The ship was propelled by two triple-expansion, four-cylinder engines, driving two screws and generating 2400 ihp, which sustained a speed of 18 mph.

In 1949, she was converted from a steamship to a diesel-powered vessel.

==History==
===Pennsylvania Railroad===
The Virginia Lee was built by Bethlehem Steel in their Quincy, Massachusetts shipyard. She was launched from the Quincy shipyard on July 24, 1928, at 4:30 PM, witnessed by the mayors of Norfolk, and Cape Charles.

A naming contest was held for the new ferry, and the winner would get to name the ferry, $100, and the opportunity to christen it when it launched. Thousands of submissions were sent in, and the name Virginia Lee proposed by Mrs. J. J. Kindell of Norfolk, Virginia, was chosen.
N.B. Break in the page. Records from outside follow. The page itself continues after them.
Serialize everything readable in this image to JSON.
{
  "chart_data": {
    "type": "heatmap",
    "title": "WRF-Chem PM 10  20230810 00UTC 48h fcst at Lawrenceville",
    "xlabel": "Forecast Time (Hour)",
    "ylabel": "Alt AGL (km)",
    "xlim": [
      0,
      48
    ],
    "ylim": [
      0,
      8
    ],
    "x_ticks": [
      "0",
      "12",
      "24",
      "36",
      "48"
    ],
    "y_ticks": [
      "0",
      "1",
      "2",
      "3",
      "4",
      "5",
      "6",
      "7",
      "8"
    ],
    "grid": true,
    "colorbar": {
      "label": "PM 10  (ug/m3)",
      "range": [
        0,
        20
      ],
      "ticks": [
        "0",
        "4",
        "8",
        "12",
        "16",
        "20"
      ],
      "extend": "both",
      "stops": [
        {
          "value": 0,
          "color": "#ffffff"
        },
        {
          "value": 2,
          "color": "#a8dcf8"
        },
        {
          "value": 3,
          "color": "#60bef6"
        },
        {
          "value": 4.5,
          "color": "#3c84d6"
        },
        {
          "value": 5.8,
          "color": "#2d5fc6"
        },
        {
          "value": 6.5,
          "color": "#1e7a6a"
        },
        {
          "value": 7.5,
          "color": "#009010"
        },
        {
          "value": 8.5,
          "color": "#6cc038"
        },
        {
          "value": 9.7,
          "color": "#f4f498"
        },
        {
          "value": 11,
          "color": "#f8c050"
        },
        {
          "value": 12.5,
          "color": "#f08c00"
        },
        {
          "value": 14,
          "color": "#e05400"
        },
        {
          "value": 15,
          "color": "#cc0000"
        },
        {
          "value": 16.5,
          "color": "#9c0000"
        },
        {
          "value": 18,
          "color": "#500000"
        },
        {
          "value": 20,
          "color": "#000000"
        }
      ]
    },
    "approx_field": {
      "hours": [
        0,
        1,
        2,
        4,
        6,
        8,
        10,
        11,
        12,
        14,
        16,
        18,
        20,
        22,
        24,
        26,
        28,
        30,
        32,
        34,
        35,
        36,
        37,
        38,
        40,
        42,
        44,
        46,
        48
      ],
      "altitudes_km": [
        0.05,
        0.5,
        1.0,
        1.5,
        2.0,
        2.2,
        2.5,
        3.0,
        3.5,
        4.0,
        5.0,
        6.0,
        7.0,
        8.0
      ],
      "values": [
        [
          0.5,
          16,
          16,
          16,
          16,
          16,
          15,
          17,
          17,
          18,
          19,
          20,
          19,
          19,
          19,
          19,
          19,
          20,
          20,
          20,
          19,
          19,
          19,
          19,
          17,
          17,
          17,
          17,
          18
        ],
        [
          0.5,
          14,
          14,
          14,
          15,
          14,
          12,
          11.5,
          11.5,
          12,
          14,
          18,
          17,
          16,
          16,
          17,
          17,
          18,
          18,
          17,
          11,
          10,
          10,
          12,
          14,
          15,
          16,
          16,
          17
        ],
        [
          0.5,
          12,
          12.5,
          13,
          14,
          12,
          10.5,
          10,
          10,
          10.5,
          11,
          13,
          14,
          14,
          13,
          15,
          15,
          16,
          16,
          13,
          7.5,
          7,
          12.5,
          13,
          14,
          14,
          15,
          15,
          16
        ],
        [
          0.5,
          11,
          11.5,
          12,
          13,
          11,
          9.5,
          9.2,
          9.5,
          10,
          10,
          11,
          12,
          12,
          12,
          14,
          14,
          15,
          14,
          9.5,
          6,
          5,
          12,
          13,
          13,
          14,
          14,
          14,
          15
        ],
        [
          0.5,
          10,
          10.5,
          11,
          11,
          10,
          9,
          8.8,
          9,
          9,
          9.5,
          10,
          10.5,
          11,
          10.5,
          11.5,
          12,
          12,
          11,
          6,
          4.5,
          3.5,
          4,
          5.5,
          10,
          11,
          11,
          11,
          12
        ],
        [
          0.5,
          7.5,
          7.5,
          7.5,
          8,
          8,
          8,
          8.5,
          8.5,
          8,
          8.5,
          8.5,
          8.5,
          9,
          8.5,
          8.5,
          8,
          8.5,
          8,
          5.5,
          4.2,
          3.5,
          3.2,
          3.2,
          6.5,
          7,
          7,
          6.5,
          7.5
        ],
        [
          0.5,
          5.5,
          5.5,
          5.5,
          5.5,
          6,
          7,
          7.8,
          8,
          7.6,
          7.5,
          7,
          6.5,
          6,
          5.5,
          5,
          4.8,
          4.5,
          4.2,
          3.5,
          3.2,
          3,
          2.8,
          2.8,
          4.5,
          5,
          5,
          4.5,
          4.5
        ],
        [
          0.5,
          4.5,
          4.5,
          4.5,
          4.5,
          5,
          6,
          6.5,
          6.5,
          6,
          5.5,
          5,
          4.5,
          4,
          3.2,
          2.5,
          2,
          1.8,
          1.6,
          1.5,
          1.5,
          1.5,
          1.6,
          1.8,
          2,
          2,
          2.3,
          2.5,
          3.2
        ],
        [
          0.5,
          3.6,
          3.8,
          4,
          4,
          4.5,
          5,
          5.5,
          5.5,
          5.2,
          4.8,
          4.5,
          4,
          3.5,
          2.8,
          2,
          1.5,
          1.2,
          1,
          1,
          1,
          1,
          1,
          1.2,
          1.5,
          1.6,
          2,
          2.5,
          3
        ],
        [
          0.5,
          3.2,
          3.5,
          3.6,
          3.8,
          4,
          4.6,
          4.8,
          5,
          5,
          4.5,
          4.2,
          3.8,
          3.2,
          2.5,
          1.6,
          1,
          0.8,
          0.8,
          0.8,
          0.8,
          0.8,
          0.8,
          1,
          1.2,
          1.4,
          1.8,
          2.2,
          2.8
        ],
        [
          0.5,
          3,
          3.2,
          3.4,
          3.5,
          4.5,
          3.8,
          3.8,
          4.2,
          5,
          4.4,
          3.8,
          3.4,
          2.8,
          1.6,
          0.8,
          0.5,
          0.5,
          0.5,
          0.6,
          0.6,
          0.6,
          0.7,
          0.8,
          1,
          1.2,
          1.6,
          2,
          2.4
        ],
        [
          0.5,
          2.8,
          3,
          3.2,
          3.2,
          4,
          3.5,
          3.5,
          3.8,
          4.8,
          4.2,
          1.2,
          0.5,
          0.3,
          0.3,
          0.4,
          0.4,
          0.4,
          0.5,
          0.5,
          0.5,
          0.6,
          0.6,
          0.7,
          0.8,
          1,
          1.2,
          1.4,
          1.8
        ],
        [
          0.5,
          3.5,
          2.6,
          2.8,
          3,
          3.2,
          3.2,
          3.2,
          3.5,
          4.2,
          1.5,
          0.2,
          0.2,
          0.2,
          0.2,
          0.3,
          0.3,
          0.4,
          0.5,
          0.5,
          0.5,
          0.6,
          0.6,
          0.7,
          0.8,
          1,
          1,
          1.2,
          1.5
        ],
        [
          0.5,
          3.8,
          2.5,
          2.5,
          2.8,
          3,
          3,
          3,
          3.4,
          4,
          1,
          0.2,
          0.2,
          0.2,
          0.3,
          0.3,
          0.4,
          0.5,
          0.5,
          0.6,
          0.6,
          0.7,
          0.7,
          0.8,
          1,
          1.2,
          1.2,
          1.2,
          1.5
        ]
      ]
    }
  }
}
The ships sea trial was performed in September 1928, when Virginia Lee sailed from the Fore River shipyard. The ship then was planned to leave Boston on October 16, and was scheduled to arrive in Norfolk on October 18, to be placed in immediate service. The ship did not depart Boston until October 23, and arrived in her new home port Cape Charles, October 25. Her maiden voyage was November 8, 1928.

===World War II===
On July 9, 1942, the ship was commandeered by the War Shipping Administration.

The plan was to send a small fleet of former bay boats up to St. John's, Newfoundland and Labrador to then be dispatched in convoy for the Atlantic crossing on September 21, 1942. The Virginia Lee developed structural troubles, and suffered a pipe freeze during her conversion, and the rest of the convoy sailed without her. Instead of Europe, the ship was sent to the Amazon River, where she carried cargoes in a rubber-development program sponsored by the U.S. Government.

===Later career===
At the end of World War II, the Virginia Lee was purchased by B. B. Wills, waterfront entrepreneur from Arlington, Virginia, who removed her steam engine and converted her to diesel. Renaming her MV Holiday, Wills planned to use her as an excursion and sightseeing boat in Florida waters. En route to Florida, she was caught in a storm storm and sustained extensive damaged. In 1951, Wills then sold her to the Virginia Ferry Corporation. She was taken to the Newport News Shipbuilding who converted her to an automobile ferry for use between Little Creek and Cape Charles.

With the completion of the Chesapeake Bay Bridge–Tunnel in April 1964, the Accomac along with three other Little Creek-Kiptopeke ferries were redundant and officially out of service. In January, Accomac was sold back to B. B. Wills for his Tolchester Lines, for $75,000, with the stipulation he would take possession of the ship in April. After her work as a ferry was completed, the work converting Accomac into an excursion ship began at a cost of $100,000-$300,000.

Catastrophically, on the night of May 27, while docked in Portsmouth, Virginia, a fire tore through the waterfront, destroying three piers, a warehouse, and several ships including Accomac. The following day, Assistant Fire Chief Clarence W. George said the fire, of undetermined origin, was first discovered aboard the Accomac shortly before midnight. The flames spread rapidly to the piers and other vessels and were not brought under control until 3:30 AM.

===Failed scrapping===
Plans to scrap Accomac were continually disrupted when the ship first ran aground near Dameron's Marsh on September 19, while being tugged to Baltimore. The ship then ran aground again at Fleeton, Virginia, and then in the Potomac River, where it was stuck for six weeks.

By December 1970, most of the Accomac was dismantled in Mallows Bay.